Kondisi Maluku yang demikian, relevan dengan pendapat Haryadi (2003) bahwa, hidup berpemerintahan yang justru meningkatkan derajat penderitaan, hanya akan menimbulkan kecenderungan pengingkaran dan anti-pati kepada lembaga-lembaga pemerintahan. Bahkan lebih jauh lagi, dapat mengikis komitmen hidup sebagai suatu bangsa. 
Terlepas dari itu, krisis yang dialami Provinsi Maluku di tahun 1999 lalu, turut berdampak terhadap komitmen hidup berbangsa dan bernegara.

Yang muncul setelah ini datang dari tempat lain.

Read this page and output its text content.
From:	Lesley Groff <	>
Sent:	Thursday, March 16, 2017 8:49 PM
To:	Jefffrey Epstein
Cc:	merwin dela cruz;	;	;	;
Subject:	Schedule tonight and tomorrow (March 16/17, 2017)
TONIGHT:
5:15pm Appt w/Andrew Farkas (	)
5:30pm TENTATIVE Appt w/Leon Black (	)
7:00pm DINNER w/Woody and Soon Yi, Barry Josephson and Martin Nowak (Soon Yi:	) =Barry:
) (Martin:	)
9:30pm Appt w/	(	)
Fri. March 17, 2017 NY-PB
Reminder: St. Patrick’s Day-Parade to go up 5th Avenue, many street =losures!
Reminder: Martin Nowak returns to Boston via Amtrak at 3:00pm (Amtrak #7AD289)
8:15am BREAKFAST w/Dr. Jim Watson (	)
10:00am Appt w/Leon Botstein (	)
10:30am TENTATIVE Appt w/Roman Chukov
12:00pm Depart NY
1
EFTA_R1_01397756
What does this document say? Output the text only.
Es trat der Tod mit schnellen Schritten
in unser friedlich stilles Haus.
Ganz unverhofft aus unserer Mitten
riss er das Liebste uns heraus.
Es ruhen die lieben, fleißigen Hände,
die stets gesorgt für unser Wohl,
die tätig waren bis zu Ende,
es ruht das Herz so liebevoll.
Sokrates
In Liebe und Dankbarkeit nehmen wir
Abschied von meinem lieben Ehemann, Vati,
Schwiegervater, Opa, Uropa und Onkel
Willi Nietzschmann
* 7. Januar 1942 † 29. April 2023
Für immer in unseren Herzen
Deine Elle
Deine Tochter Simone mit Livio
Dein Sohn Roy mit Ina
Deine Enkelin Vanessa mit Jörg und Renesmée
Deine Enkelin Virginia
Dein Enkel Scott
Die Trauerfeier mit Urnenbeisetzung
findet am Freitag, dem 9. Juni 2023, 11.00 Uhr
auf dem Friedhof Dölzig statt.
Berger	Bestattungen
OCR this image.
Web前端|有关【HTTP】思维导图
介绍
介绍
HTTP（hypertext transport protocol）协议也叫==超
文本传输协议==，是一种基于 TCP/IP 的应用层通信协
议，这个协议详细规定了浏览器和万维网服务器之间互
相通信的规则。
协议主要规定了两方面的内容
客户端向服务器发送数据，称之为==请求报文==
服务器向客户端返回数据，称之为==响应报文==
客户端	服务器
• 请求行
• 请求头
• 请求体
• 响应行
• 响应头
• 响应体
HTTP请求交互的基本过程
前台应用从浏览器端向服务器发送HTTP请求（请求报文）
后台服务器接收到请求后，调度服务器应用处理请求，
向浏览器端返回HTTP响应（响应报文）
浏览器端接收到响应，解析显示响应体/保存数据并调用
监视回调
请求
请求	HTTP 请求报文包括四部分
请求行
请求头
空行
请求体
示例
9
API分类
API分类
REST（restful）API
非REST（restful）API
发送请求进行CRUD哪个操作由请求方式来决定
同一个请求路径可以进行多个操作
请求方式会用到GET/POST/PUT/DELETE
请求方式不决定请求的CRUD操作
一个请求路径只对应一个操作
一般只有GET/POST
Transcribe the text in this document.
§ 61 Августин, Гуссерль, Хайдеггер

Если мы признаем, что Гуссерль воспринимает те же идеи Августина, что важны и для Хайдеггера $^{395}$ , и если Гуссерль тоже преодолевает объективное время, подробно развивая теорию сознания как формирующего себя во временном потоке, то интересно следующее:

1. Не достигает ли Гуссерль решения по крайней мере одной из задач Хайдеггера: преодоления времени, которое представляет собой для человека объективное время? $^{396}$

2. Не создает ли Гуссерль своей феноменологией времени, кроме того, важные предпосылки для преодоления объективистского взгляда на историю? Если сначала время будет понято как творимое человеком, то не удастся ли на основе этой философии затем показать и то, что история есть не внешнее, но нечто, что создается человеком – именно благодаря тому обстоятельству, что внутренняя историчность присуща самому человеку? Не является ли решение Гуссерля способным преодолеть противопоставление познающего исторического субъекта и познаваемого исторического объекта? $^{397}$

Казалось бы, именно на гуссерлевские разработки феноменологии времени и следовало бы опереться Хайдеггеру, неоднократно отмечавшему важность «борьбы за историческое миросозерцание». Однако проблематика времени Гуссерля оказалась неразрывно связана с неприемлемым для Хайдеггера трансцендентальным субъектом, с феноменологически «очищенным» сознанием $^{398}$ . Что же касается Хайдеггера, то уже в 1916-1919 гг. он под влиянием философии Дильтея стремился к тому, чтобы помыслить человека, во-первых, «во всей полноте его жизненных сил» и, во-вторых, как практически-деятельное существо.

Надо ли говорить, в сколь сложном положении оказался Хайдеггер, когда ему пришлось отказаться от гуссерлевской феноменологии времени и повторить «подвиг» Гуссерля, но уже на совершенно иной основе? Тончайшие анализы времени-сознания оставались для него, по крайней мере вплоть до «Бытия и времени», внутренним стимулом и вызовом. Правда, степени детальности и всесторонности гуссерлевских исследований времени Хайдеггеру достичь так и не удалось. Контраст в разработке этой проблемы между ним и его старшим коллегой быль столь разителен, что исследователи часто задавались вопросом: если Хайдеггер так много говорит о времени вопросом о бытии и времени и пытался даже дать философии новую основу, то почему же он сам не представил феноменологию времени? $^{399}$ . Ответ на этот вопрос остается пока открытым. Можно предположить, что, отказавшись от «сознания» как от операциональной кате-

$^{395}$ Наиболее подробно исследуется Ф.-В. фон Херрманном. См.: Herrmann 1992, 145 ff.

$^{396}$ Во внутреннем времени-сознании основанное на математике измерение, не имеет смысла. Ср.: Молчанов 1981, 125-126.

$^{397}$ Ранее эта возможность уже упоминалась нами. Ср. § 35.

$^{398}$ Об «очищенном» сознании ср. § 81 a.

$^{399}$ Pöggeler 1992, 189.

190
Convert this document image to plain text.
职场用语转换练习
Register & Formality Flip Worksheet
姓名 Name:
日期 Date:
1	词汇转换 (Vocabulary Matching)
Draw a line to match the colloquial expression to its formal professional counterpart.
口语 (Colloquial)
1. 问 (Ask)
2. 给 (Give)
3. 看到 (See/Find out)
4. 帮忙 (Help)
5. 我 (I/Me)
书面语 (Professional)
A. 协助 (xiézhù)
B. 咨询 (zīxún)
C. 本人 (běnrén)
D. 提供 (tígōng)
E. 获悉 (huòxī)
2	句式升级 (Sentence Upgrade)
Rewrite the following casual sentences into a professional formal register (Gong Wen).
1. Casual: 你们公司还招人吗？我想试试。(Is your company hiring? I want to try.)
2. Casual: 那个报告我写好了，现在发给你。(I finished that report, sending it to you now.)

Sehingga rawan terhadap munculnya separatisme, yang senantiasa mengancam kehidupan berbangsa dan bernegara. Hal itu diperparah dengan nasib rakyat yang masih hidup dalam kondisi yang memprihatinkan. Tak pelak mereka sering mengkambinghitamkan pemerintah, akibat ketidakmampuan pemerintah dalam menyediakan political goods.
Untuk memperbaiki posisi Indonesia dari Maluku yang masuk labelisasi The State Almost Collapsed ke strong state? Hal ini bukan merupakan perkara yang gampang-gampang saja. Paling tidak pemerintah perlu berupaya secara maksimal, untuk penyediaan barang-barang politik (political goods). Sebab ini merupakan upaya terbaik untuk mengeluarkan negara ini dari kehancuran. 
Oleh karena itu bukan saja peran pemerintah daerah, tapi pemerintah pusat perlu memberikan perhatian yang serius bagi pembangunan di Provinsi Maluku. Sehingga melalui upaya ini akan mampu merekonstruksi, merecovery sekaligus merehabilitasi Maluku pasca konflik kemanusiaan. Selain itu, melalui cara ini, ada rasa optimisme bahwa political goods di Maluku akan tercapai.